Mr. Guterres said many developing countries were in dire need of liquidity and bemoaned that a huge chunk of the SDRs were “going to countries that need them least.”
President Macron has announced that France would donate its SDR quota and encouraged other countries to follow his lead. “We are ready, and Portugal is ready. We must reach up to $100 billion for Africa and together triple the amount of SDRs allocated to the continent,” said at the Paris summit.
France’s quota is worth about $27.5 billion while Portugal’s is $2.8 billion.
Carlos Lopes, a former Executive Secretary of the UN Economic Commission for Africa (ECA), lauds France for taking the lead. He told Africa Renewal: “Traditionally, a donor country lends money or gives aid. The fact that France decided to give away their SDR quota is important. We are talking about a G7 member.”
Notwithstanding, Mr. Lopes, now a professor at the University of Cape Town’s Nelson Mandela School of Public Governance, is skeptical that the target of $100 billion more SDRs for Africa can be met. “His [President Macron] intentions are good but also too ambitious. He doesn’t have the power to assemble such an amount,” noted Mr. Lopes.

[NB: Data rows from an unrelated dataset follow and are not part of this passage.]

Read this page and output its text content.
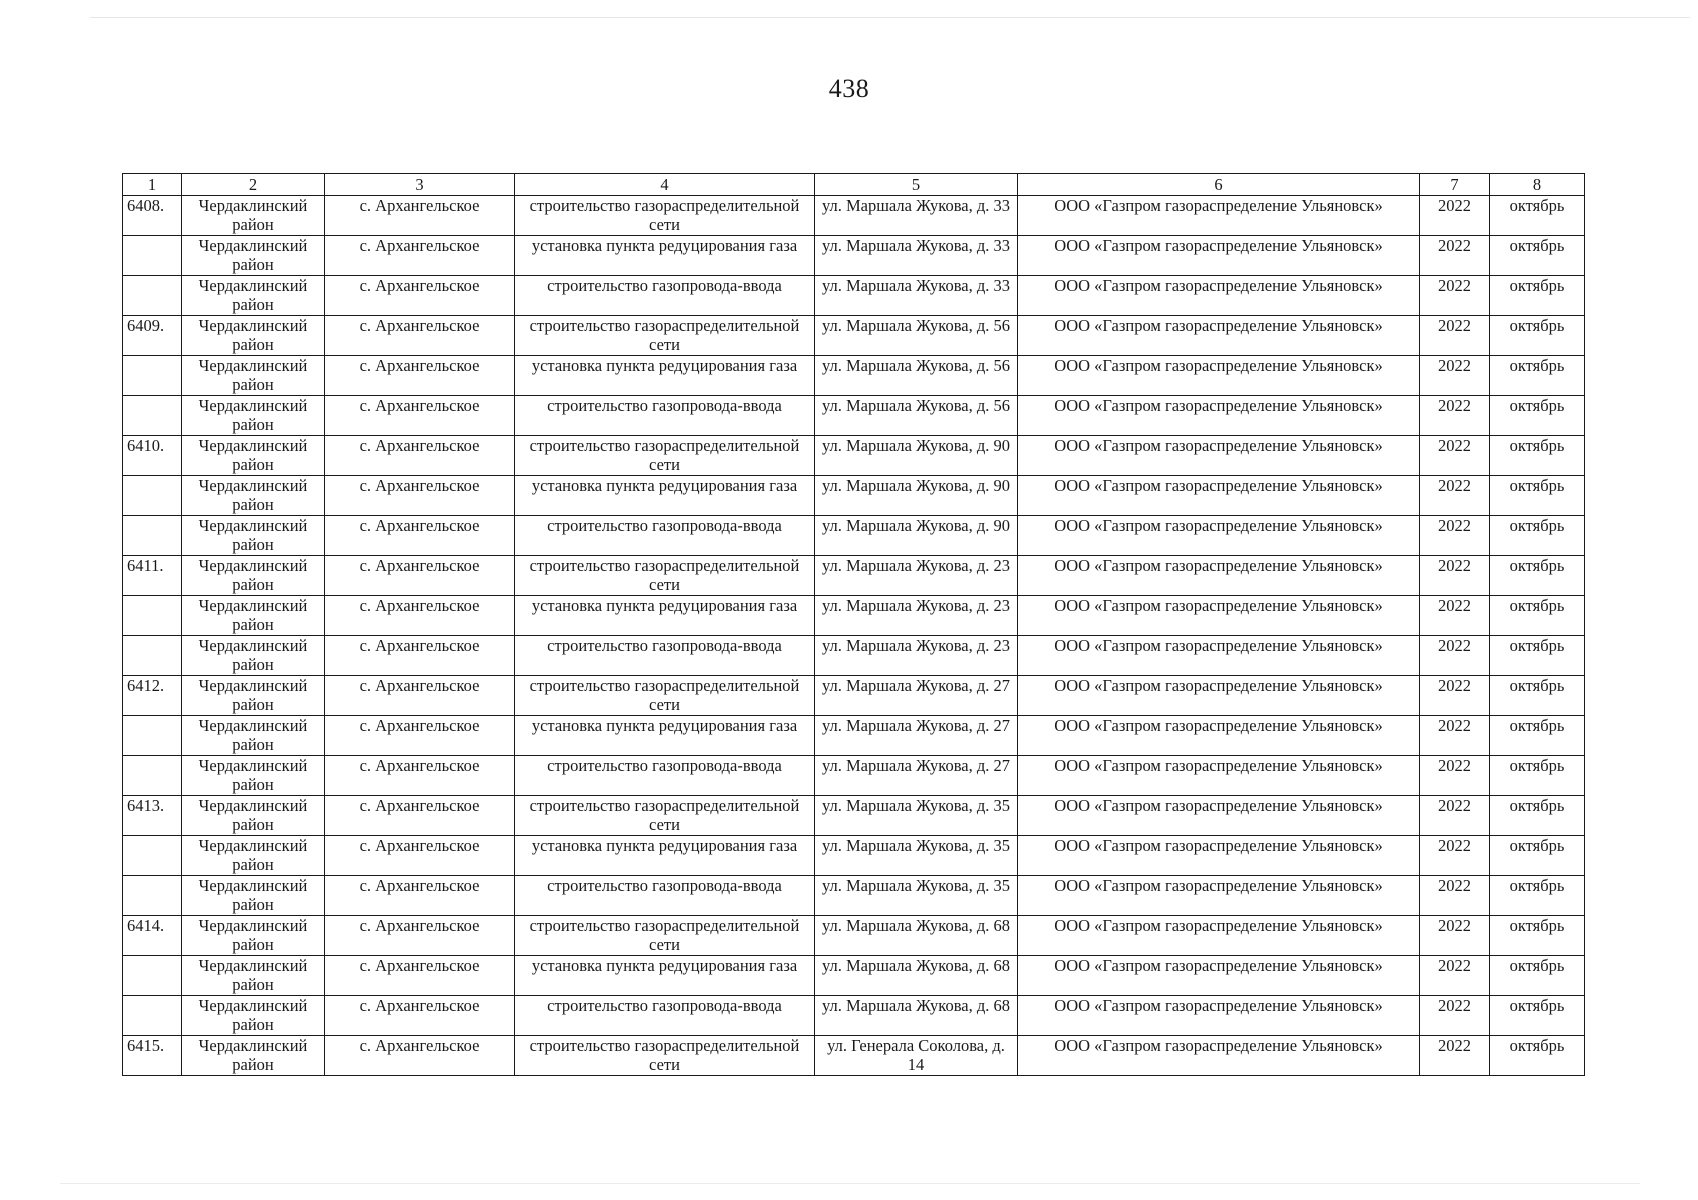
438
1	2	3	4	5	6	7	8
6408.	Чердаклинский район	с. Архангельское	строительство газораспределительной сети	ул. Маршала Жукова, д. 33	ООО «Газпром газораспределение Ульяновск»	2022	октябрь
	Чердаклинский район	с. Архангельское	установка пункта редуцирования газа	ул. Маршала Жукова, д. 33	ООО «Газпром газораспределение Ульяновск»	2022	октябрь
	Чердаклинский район	с. Архангельское	строительство газопровода-ввода	ул. Маршала Жукова, д. 33	ООО «Газпром газораспределение Ульяновск»	2022	октябрь
6409.	Чердаклинский район	с. Архангельское	строительство газораспределительной сети	ул. Маршала Жукова, д. 56	ООО «Газпром газораспределение Ульяновск»	2022	октябрь
	Чердаклинский район	с. Архангельское	установка пункта редуцирования газа	ул. Маршала Жукова, д. 56	ООО «Газпром газораспределение Ульяновск»	2022	октябрь
	Чердаклинский район	с. Архангельское	строительство газопровода-ввода	ул. Маршала Жукова, д. 56	ООО «Газпром газораспределение Ульяновск»	2022	октябрь
6410.	Чердаклинский район	с. Архангельское	строительство газораспределительной сети	ул. Маршала Жукова, д. 90	ООО «Газпром газораспределение Ульяновск»	2022	октябрь
	Чердаклинский район	с. Архангельское	установка пункта редуцирования газа	ул. Маршала Жукова, д. 90	ООО «Газпром газораспределение Ульяновск»	2022	октябрь
	Чердаклинский район	с. Архангельское	строительство газопровода-ввода	ул. Маршала Жукова, д. 90	ООО «Газпром газораспределение Ульяновск»	2022	октябрь
6411.	Чердаклинский район	с. Архангельское	строительство газораспределительной сети	ул. Маршала Жукова, д. 23	ООО «Газпром газораспределение Ульяновск»	2022	октябрь
	Чердаклинский район	с. Архангельское	установка пункта редуцирования газа	ул. Маршала Жукова, д. 23	ООО «Газпром газораспределение Ульяновск»	2022	октябрь
	Чердаклинский район	с. Архангельское	строительство газопровода-ввода	ул. Маршала Жукова, д. 23	ООО «Газпром газораспределение Ульяновск»	2022	октябрь
6412.	Чердаклинский район	с. Архангельское	строительство газораспределительной сети	ул. Маршала Жукова, д. 27	ООО «Газпром газораспределение Ульяновск»	2022	октябрь
	Чердаклинский район	с. Архангельское	установка пункта редуцирования газа	ул. Маршала Жукова, д. 27	ООО «Газпром газораспределение Ульяновск»	2022	октябрь
	Чердаклинский район	с. Архангельское	строительство газопровода-ввода	ул. Маршала Жукова, д. 27	ООО «Газпром газораспределение Ульяновск»	2022	октябрь
6413.	Чердаклинский район	с. Архангельское	строительство газораспределительной сети	ул. Маршала Жукова, д. 35	ООО «Газпром газораспределение Ульяновск»	2022	октябрь
	Чердаклинский район	с. Архангельское	установка пункта редуцирования газа	ул. Маршала Жукова, д. 35	ООО «Газпром газораспределение Ульяновск»	2022	октябрь
	Чердаклинский район	с. Архангельское	строительство газопровода-ввода	ул. Маршала Жукова, д. 35	ООО «Газпром газораспределение Ульяновск»	2022	октябрь
6414.	Чердаклинский район	с. Архангельское	строительство газораспределительной сети	ул. Маршала Жукова, д. 68	ООО «Газпром газораспределение Ульяновск»	2022	октябрь
	Чердаклинский район	с. Архангельское	установка пункта редуцирования газа	ул. Маршала Жукова, д. 68	ООО «Газпром газораспределение Ульяновск»	2022	октябрь
	Чердаклинский район	с. Архангельское	строительство газопровода-ввода	ул. Маршала Жукова, д. 68	ООО «Газпром газораспределение Ульяновск»	2022	октябрь
6415.	Чердаклинский район	с. Архангельское	строительство газораспределительной сети	ул. Генерала Соколова, д. 14	ООО «Газпром газораспределение Ульяновск»	2022	октябрь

He further explained: “The conference did not produce the effect Mr. Macron was hoping for: France only managed to convince Portugal, who was probably under pressure as they held the EU rotating presidency [as at the time of the summit]. But other countries didn’t follow.”
Vera Songwe, the UN Under-Secretary-General and Executive Secretary of ECA, told Africa Renewal that the Paris meeting was important to continue “the conversation and pushing on the on-lending of SDRs,” which will “help the poorest countries acquire vaccines” and eventually support economic growth.
How might $100 billion worth of SDRs help African states?
It would allow Africa “to purchase more vaccines, to finance the continent’s economic recovery, to train the youth and create businesses, and to restructure and reduce our debt,” according to President Macky Sall.